Ja, da gebe ich dir völlig recht, equinox. Es ist nur traurig zu sehen, wie die Ideale mancher junger Menschen dann durch die raue Realität zerschlagen werden. Ich finde, Foren wie dieses und Reisebine im Allgemeinen leisten einen wertvollen Beitrag, indem sie den jungen Reisenden ein realistischeres Bild von Australien vermitteln als die glanzvolle Reisebürowerbung es tut - und dadurch mancher Enttäuschung vorbeugen bzw. den jungen Menschen nahelegen, ihre Reise besser vorzubereiten.

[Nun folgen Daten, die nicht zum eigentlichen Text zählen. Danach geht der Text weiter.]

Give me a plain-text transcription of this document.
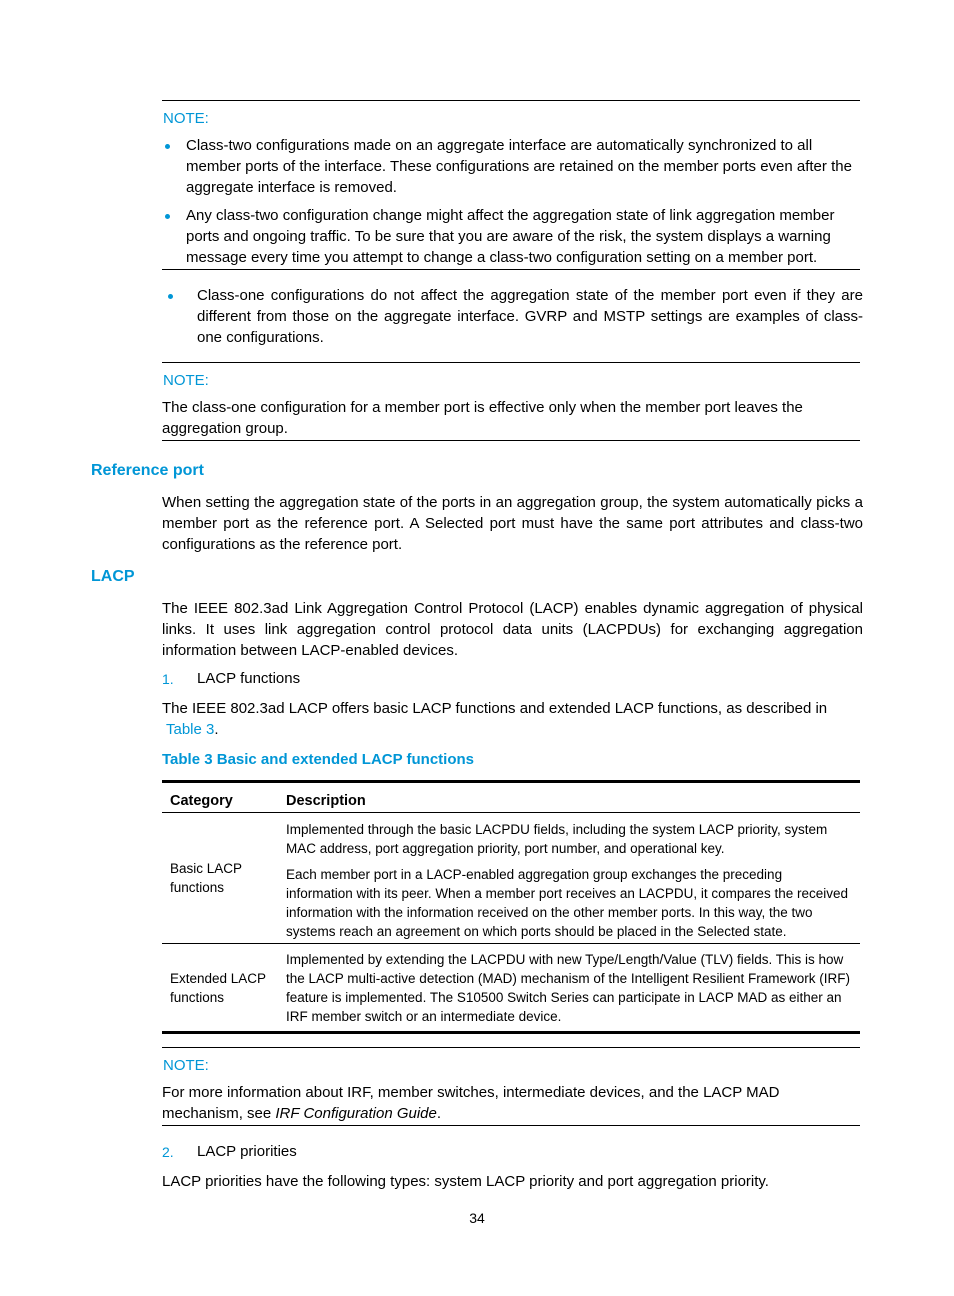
NOTE:
Class-two configurations made on an aggregate interface are automatically synchronized to all member ports of the interface. These configurations are retained on the member ports even after the aggregate interface is removed.
Any class-two configuration change might affect the aggregation state of link aggregation member ports and ongoing traffic. To be sure that you are aware of the risk, the system displays a warning message every time you attempt to change a class-two configuration setting on a member port.
Class-one configurations do not affect the aggregation state of the member port even if they are different from those on the aggregate interface. GVRP and MSTP settings are examples of class-one configurations.
NOTE:
The class-one configuration for a member port is effective only when the member port leaves the aggregation group.
Reference port
When setting the aggregation state of the ports in an aggregation group, the system automatically picks a member port as the reference port. A Selected port must have the same port attributes and class-two configurations as the reference port.
LACP
The IEEE 802.3ad Link Aggregation Control Protocol (LACP) enables dynamic aggregation of physical links. It uses link aggregation control protocol data units (LACPDUs) for exchanging aggregation information between LACP-enabled devices.
1. LACP functions
The IEEE 802.3ad LACP offers basic LACP functions and extended LACP functions, as described in Table 3.
Table 3 Basic and extended LACP functions
Category	Description
Basic LACP functions	Implemented through the basic LACPDU fields, including the system LACP priority, system MAC address, port aggregation priority, port number, and operational key.
Each member port in a LACP-enabled aggregation group exchanges the preceding information with its peer. When a member port receives an LACPDU, it compares the received information with the information received on the other member ports. In this way, the two systems reach an agreement on which ports should be placed in the Selected state.

Extended LACP functions	Implemented by extending the LACPDU with new Type/Length/Value (TLV) fields. This is how the LACP multi-active detection (MAD) mechanism of the Intelligent Resilient Framework (IRF) feature is implemented. The S10500 Switch Series can participate in LACP MAD as either an IRF member switch or an intermediate device.
NOTE:
For more information about IRF, member switches, intermediate devices, and the LACP MAD mechanism, see IRF Configuration Guide.
2. LACP priorities
LACP priorities have the following types: system LACP priority and port aggregation priority.
34
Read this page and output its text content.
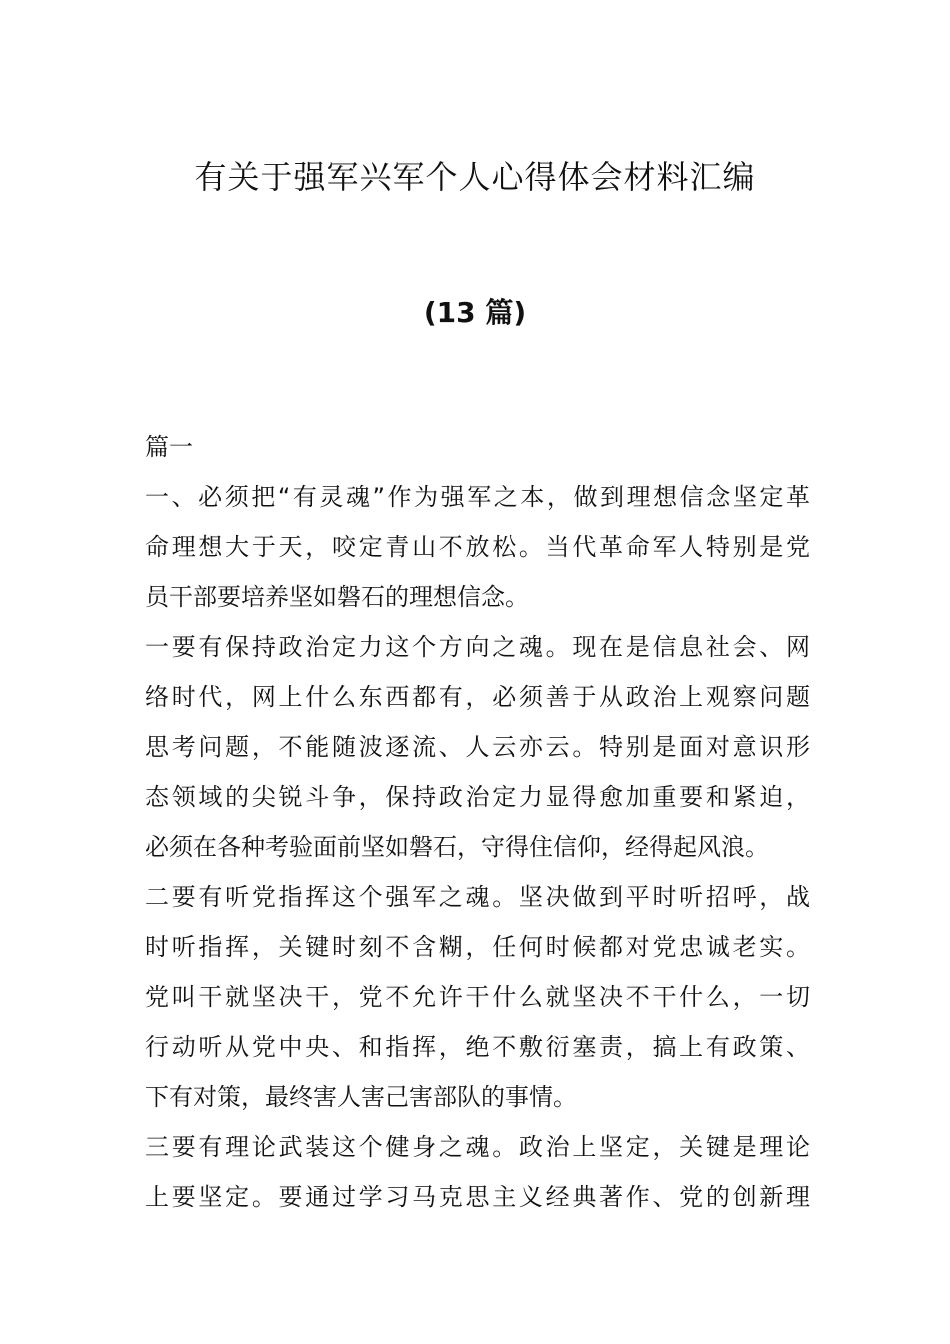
有关于强军兴军个人心得体会材料汇编
(13 篇)
篇一
一、必须把“有灵魂”作为强军之本，做到理想信念坚定革
命理想大于天，咬定青山不放松。当代革命军人特别是党
员干部要培养坚如磐石的理想信念。
一要有保持政治定力这个方向之魂。现在是信息社会、网
络时代，网上什么东西都有，必须善于从政治上观察问题
思考问题，不能随波逐流、人云亦云。特别是面对意识形
态领域的尖锐斗争，保持政治定力显得愈加重要和紧迫，
必须在各种考验面前坚如磐石，守得住信仰，经得起风浪。
二要有听党指挥这个强军之魂。坚决做到平时听招呼，战
时听指挥，关键时刻不含糊，任何时候都对党忠诚老实。
党叫干就坚决干，党不允许干什么就坚决不干什么，一切
行动听从党中央、和指挥，绝不敷衍塞责，搞上有政策、
下有对策，最终害人害己害部队的事情。
三要有理论武装这个健身之魂。政治上坚定，关键是理论
上要坚定。要通过学习马克思主义经典著作、党的创新理
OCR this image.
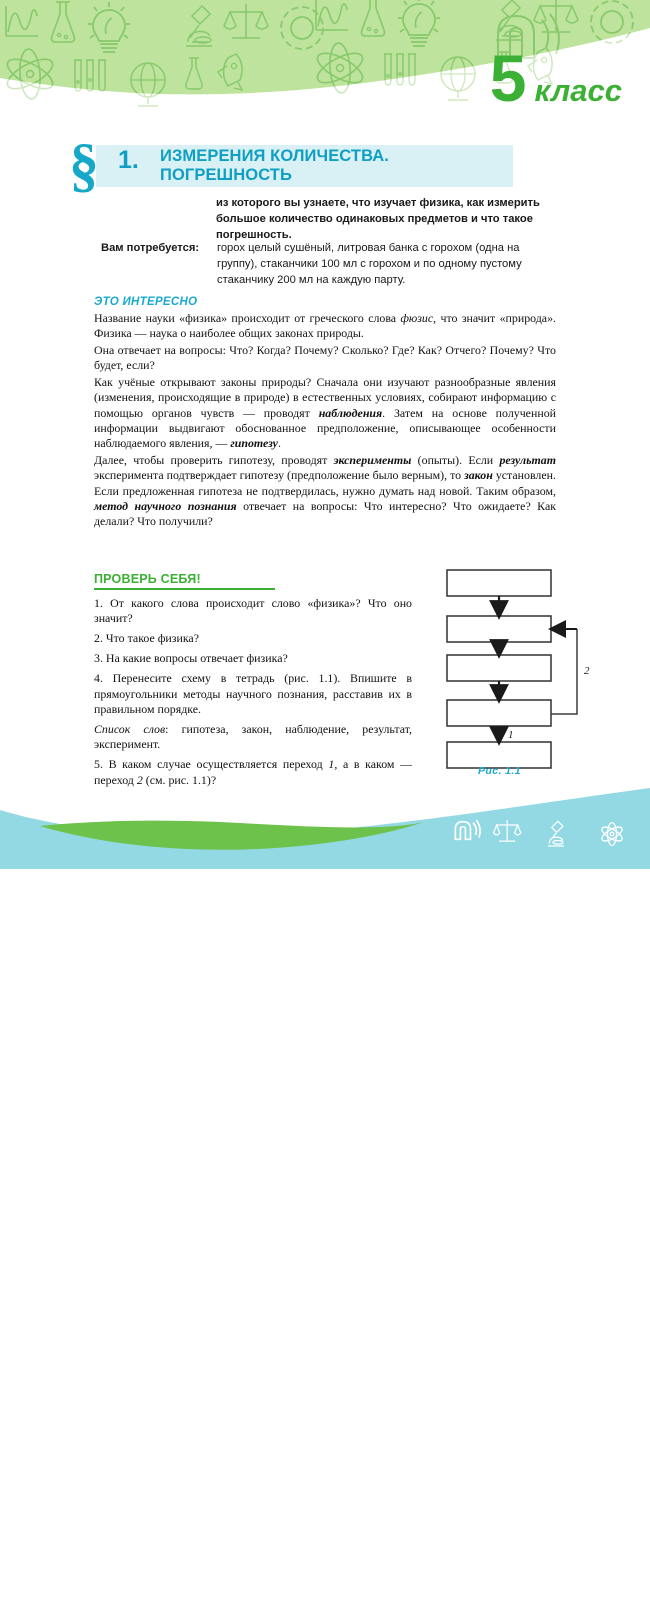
5 класс
§ 1. ИЗМЕРЕНИЯ КОЛИЧЕСТВА. ПОГРЕШНОСТЬ
из которого вы узнаете, что изучает физика, как измерить большое количество одинаковых предметов и что такое погрешность.
Вам потребуется:	горох целый сушёный, литровая банка с горохом (одна на группу), стаканчики 100 мл с горохом и по одному пустому стаканчику 200 мл на каждую парту.
ЭТО ИНТЕРЕСНО

Название науки «физика» происходит от греческого слова фюзис, что значит «природа». Физика — наука о наиболее общих законах природы.

Она отвечает на вопросы: Что? Когда? Почему? Сколько? Где? Как? Отчего? Почему? Что будет, если?

Как учёные открывают законы природы? Сначала они изучают разнообразные явления (изменения, происходящие в природе) в естественных условиях, собирают информацию с помощью органов чувств — проводят наблюдения. Затем на основе полученной информации выдвигают обоснованное предположение, описывающее особенности наблюдаемого явления, — гипотезу.

Далее, чтобы проверить гипотезу, проводят эксперименты (опыты). Если результат эксперимента подтверждает гипотезу (предположение было верным), то закон установлен. Если предложенная гипотеза не подтвердилась, нужно думать над новой. Таким образом, метод научного познания отвечает на вопросы: Что интересно? Что ожидаете? Как делали? Что получили?

ПРОВЕРЬ СЕБЯ!

1. От какого слова происходит слово «физика»? Что оно значит?

2. Что такое физика?

3. На какие вопросы отвечает физика?

4. Перенесите схему в тетрадь (рис. 1.1). Впишите в прямоугольники методы научного познания, расставив их в правильном порядке.

Список слов: гипотеза, закон, наблюдение, результат, эксперимент.

5. В каком случае осуществляется переход 1, а в каком — переход 2 (см. рис. 1.1)?

2
1
Рис. 1.1
4
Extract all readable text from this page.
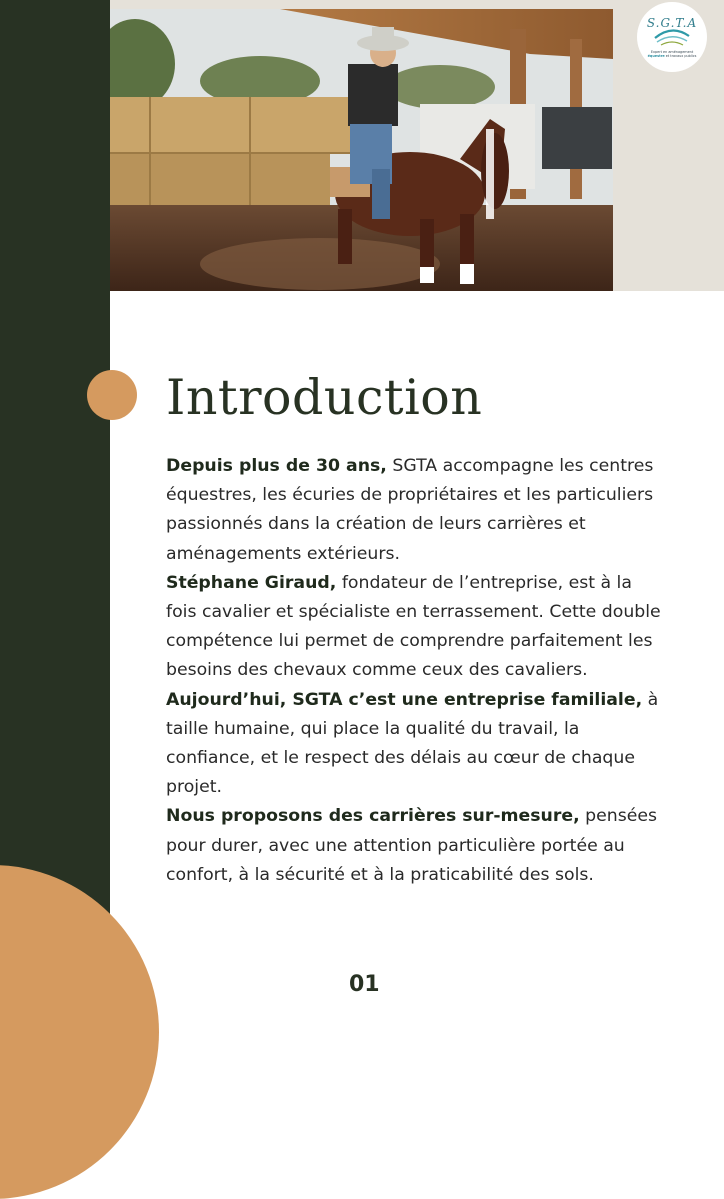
S.G.T.A
Expert en aménagement équestre et travaux publics
Introduction

Depuis plus de 30 ans, SGTA accompagne les centres équestres, les écuries de propriétaires et les particuliers passionnés dans la création de leurs carrières et aménagements extérieurs.

Stéphane Giraud, fondateur de l’entreprise, est à la fois cavalier et spécialiste en terrassement. Cette double compétence lui permet de comprendre parfaitement les besoins des chevaux comme ceux des cavaliers.

Aujourd’hui, SGTA c’est une entreprise familiale, à taille humaine, qui place la qualité du travail, la confiance, et le respect des délais au cœur de chaque projet.

Nous proposons des carrières sur-mesure, pensées pour durer, avec une attention particulière portée au confort, à la sécurité et à la praticabilité des sols.

01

Wie könnte diese Vorbereitung aussehen? Wenn sich jemand zum Beispiel einen Job bei der örtlichen Weinlese oder Olivenernte sichern will, ist es eine gute Idee, vorher schon mal diese Art von Arbeit zu Hause zu üben, eventuell als freiwilliger/unbezahlter Helfer in den Schulferien. Weinberge gibt es auch in Deutschland überall und zu den Olivenhainen in Italien oder Spanien ist es auch nicht allzu weit. Auch wenn es vielleicht nur ein paar Tage sind, weiß man nach dieser Erfahrung zumindest schon mal, ob einem diese Arbeit liegt und ob man Talent dafür hat. Genauso kann man Kellnern, Putzen oder sonstige "übliche Backpackerarbeiten" schon zu Hause mal vorüben und sich ein paar Arbeitszeugnisse zum Mitnehmen übersetzen lassen. Über Foren wie dieses vorab einige neue Freundschaften mit Einheimischen anzubandeln kann freilich auch nicht schaden. Und natürlich sollte man schon zu Hause sein Englisch optimieren und den Führerschein machen!